Imagine um menino de onze anos, no Mercado Municipal do Ipiranga, manejando facas afiadas entre frios e queijos, aprendendo desde cedo o valor do trabalho preciso e repetitivo. Essa é a origem de Alexandro Barsi, hoje aos 53 anos, fundador da Verity, consultoria que alcançou faturamento de R$ 75 milhões em 2025 após registrar receita operacional líquida de R$ 38,7 milhões em 2024. O que transforma uma trajetória tão humilde em uma narrativa de sucesso no universo digital não é apenas o salto numérico, mas a forma como ele teceu, fio por fio, uma ponte entre o concreto do cotidiano e o abstrato dos algoritmos. Como seria possível que as mesmas mãos que cortavam frios agora moldem sistemas de inteligência artificial que prometem redefinir o futuro do trabalho? A resposta reside em uma escolha deliberada: nunca deixar que a máquina suplante a essência humana.
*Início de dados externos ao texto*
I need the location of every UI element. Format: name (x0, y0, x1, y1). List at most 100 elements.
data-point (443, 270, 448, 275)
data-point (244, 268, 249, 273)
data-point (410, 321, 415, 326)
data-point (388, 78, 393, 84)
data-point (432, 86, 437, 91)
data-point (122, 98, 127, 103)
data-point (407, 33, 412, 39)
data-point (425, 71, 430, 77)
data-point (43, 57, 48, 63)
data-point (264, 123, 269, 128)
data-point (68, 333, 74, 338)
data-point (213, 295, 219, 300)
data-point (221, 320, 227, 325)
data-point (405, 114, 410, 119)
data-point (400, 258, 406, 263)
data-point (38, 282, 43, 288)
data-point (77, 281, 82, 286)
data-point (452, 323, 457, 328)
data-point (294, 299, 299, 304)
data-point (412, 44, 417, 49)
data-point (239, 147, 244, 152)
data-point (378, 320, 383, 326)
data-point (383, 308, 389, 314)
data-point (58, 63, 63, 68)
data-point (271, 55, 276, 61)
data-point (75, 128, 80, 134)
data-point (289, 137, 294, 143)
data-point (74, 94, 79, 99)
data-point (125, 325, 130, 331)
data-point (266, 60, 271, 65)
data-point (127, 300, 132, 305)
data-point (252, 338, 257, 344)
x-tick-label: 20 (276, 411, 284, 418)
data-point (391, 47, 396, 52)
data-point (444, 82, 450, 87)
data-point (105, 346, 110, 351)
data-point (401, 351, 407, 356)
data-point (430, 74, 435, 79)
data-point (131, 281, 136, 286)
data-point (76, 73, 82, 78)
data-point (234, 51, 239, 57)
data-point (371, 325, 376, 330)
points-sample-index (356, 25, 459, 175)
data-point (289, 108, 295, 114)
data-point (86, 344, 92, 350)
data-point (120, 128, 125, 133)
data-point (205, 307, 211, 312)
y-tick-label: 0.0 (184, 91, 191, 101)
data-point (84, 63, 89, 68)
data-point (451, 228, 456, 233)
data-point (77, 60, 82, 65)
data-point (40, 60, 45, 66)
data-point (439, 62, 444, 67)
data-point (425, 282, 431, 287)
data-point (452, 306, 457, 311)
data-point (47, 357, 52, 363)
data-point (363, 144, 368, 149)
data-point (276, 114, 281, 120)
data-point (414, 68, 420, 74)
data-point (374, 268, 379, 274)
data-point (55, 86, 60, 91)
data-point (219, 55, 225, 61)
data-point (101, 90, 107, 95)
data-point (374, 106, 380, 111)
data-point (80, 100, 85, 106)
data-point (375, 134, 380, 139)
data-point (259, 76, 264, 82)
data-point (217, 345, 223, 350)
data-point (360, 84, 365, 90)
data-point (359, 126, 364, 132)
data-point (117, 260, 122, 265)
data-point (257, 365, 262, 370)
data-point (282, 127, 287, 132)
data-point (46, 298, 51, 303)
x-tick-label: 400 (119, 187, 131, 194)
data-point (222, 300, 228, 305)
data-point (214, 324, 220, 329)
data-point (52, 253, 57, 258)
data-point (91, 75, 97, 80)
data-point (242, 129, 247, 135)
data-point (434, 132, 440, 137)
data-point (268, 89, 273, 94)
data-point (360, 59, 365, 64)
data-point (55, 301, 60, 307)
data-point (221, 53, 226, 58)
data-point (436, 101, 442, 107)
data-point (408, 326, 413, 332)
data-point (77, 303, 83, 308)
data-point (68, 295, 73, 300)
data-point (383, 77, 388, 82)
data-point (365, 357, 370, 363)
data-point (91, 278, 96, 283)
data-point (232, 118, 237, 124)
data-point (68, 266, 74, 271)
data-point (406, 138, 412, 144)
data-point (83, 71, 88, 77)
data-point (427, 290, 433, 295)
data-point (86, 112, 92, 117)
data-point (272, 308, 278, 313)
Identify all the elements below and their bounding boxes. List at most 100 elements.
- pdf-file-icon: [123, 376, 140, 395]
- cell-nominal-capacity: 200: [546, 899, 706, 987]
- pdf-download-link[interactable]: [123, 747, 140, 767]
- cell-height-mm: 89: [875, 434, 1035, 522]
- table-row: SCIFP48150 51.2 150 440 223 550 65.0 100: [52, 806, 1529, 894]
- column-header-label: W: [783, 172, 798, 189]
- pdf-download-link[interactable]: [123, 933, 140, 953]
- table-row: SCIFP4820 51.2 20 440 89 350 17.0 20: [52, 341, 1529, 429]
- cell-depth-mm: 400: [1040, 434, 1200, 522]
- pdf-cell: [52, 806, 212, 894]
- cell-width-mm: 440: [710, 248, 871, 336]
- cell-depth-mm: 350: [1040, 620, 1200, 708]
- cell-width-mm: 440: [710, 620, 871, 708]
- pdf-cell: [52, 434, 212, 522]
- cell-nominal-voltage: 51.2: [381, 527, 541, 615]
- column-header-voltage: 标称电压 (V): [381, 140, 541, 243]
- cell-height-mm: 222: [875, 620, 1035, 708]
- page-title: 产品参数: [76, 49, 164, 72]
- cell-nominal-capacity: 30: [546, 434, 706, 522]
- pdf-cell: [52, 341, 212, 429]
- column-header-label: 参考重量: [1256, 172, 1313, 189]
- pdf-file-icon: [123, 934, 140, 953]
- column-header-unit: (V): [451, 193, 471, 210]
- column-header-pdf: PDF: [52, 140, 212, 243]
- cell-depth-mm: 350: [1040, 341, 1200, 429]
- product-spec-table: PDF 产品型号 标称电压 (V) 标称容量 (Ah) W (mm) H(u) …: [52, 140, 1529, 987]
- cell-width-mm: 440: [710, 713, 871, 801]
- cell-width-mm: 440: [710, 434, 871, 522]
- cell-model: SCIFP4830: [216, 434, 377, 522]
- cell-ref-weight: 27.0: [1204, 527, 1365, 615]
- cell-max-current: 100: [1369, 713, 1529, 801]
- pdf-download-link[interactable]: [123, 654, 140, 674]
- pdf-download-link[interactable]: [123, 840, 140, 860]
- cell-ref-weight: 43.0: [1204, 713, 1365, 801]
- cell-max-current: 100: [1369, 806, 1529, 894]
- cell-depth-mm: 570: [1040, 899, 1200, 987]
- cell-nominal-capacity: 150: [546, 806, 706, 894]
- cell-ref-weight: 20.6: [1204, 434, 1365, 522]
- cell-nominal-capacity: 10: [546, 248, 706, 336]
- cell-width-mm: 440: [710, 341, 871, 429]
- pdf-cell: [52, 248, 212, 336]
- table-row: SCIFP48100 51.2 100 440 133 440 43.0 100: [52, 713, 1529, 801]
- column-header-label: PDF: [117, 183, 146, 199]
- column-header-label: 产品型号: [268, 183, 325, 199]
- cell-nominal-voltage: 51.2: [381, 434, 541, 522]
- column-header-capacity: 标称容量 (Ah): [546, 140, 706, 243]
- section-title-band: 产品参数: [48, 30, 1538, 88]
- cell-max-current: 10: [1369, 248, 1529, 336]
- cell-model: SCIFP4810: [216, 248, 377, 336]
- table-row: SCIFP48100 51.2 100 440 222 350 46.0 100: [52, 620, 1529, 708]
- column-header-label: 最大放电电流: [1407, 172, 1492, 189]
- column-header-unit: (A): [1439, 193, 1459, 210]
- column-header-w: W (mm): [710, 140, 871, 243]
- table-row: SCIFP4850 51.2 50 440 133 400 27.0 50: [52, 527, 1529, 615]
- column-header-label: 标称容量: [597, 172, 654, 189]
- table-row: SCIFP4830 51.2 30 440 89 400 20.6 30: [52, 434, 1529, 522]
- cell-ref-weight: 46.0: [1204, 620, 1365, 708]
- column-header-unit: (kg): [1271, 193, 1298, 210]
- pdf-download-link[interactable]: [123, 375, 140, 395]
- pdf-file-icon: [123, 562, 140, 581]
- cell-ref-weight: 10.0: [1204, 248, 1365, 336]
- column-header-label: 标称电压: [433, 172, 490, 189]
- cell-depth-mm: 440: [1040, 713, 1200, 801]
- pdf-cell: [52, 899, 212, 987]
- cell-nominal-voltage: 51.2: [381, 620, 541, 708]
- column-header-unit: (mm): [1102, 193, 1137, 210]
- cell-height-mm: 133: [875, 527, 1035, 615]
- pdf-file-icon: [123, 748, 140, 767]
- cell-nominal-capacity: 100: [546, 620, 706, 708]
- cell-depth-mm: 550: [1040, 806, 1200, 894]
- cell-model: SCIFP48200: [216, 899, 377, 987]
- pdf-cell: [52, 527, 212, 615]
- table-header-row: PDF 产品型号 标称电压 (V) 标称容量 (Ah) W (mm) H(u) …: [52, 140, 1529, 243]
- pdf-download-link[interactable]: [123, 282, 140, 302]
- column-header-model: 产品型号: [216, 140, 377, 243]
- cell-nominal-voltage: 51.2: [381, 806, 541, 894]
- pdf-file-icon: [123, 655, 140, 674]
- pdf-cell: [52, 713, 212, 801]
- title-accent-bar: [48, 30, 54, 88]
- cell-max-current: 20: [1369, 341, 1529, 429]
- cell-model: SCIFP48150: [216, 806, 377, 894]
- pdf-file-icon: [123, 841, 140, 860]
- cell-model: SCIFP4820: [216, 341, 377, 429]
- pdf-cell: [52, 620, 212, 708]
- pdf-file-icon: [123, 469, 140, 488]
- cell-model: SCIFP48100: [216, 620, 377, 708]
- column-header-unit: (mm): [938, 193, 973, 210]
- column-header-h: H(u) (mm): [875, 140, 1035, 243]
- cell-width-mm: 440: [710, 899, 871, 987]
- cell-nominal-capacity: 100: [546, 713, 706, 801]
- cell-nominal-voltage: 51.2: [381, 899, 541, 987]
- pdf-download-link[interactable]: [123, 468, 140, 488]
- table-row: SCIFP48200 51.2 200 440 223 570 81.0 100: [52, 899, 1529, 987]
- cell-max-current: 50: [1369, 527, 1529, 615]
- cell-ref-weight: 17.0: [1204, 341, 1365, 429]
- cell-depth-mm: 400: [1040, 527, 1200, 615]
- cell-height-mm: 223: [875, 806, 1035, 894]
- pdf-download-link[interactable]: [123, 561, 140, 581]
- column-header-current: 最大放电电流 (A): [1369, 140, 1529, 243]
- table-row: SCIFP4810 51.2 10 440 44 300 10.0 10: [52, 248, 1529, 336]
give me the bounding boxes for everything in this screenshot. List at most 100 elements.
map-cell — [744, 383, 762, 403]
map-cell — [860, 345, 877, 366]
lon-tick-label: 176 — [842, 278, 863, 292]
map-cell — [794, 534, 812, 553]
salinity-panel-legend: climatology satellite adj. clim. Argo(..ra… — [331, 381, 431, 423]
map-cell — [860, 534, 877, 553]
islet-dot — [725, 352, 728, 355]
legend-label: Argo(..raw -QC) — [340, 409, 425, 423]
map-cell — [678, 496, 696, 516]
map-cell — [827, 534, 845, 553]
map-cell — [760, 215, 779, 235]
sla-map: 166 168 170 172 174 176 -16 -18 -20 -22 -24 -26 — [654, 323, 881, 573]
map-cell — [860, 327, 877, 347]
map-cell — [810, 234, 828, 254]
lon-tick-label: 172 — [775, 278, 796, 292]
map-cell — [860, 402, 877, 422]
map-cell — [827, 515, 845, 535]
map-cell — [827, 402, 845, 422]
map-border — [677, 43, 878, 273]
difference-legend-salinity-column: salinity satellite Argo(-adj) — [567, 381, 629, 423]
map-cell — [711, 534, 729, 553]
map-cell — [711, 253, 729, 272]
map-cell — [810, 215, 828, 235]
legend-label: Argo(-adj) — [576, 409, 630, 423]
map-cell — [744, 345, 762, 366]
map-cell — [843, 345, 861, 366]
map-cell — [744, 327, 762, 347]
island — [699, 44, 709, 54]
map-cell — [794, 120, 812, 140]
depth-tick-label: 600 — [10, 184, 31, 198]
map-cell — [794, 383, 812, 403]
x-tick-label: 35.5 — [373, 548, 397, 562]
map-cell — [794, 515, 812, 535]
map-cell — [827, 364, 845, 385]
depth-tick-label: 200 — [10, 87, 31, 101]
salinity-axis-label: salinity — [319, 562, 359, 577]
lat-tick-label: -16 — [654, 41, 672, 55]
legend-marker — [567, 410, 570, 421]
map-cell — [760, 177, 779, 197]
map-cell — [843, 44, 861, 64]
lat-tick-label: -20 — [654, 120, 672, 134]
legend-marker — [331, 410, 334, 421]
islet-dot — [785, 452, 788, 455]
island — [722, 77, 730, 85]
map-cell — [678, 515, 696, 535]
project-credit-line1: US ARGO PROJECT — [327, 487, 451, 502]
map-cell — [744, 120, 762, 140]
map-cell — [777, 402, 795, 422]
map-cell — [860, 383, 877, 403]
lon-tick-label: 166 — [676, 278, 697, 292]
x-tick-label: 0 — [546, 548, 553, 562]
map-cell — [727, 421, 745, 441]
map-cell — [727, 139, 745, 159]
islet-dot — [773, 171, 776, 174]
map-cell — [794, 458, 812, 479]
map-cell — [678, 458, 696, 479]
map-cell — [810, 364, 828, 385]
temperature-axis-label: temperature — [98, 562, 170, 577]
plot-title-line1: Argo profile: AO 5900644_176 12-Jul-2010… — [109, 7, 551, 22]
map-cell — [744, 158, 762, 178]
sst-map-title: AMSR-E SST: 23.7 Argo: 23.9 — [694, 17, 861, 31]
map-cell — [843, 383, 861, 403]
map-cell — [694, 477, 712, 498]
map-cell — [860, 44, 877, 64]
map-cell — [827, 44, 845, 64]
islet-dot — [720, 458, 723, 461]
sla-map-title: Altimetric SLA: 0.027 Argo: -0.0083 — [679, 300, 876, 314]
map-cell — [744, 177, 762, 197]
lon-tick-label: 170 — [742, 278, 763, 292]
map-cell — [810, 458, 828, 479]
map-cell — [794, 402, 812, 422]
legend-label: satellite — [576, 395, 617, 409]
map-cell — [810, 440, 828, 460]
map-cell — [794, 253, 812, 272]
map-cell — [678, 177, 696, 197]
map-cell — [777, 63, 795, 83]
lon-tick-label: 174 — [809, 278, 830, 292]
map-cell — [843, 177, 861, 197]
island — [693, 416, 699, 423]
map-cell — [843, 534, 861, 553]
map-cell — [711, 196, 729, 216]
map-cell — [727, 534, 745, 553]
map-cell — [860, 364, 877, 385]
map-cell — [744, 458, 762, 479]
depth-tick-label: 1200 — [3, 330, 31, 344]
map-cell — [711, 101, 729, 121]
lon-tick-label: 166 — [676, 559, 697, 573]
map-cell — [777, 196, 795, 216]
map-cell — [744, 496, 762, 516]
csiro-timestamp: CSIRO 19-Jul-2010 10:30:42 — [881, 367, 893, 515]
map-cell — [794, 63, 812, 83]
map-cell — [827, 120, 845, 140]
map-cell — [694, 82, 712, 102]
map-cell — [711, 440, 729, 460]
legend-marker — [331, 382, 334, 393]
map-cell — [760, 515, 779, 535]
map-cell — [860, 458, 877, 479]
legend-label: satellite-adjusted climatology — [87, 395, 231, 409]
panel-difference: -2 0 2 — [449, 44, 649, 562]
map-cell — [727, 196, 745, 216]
Da bancada do mercado às linhas de código: a fundação da Verity

Barsi nasceu em São Bernardo do Campo e, aos 35 anos, decidiu fundar a Verity em 2010, carregando consigo a disciplina adquirida em anos de esforço manual. Seu primeiro cliente foi o Banco Carrefour, que permanece ativo até hoje, testemunhando uma relação construída sobre confiança e resultados tangíveis. A empresa nasceu como uma consultoria de transformação e engenharia digital, com mais de 15 anos de atuação e cerca de 200 funcionários contratados pelo regime CLT, conhecidos internamente como Veriters. O que começou como uma rebeldia corporativa evoluiu para uma reputação sólida, baseada na recusa em aceitar projetos apenas por receita, priorizando aqueles que alinhassem propósito e impacto real. Essa seletividade, como ele mesmo garante, foi o alicerce para navegar o mar volátil da tecnologia sem perder o norte ético.

A inteligência artificial como extensão do potencial humano

Hoje, a Verity adota uma abordagem AI First, integrando inteligência artificial não como substituta, mas como ferramenta que amplifica capacidades humanas em modernização de sistemas e plataformas digitais. O framework Verity Quantum para IA ilustra essa filosofia, conectando engenharia de software a soluções que atendem grandes companhias sem perder de vista o contexto social das decisões automatizadas. Que dilemas éticos surgem quando algoritmos influenciam desde o crédito bancário até recomendações culturais? Barsi parece responder com a prática: ao invés de ceder ao frenesi por automação irrestrita, a empresa investe em projetos que preservam a autonomia humana, ecoando debates que atravessam universidades e fóruns internacionais sobre privacidade e futuro do trabalho. A meta de atingir R$ 150 milhões em receita até 2028 não é mera projeção financeira, mas um convite a repensar como o trabalho manual de ontem pode inspirar a inovação responsável de hoje.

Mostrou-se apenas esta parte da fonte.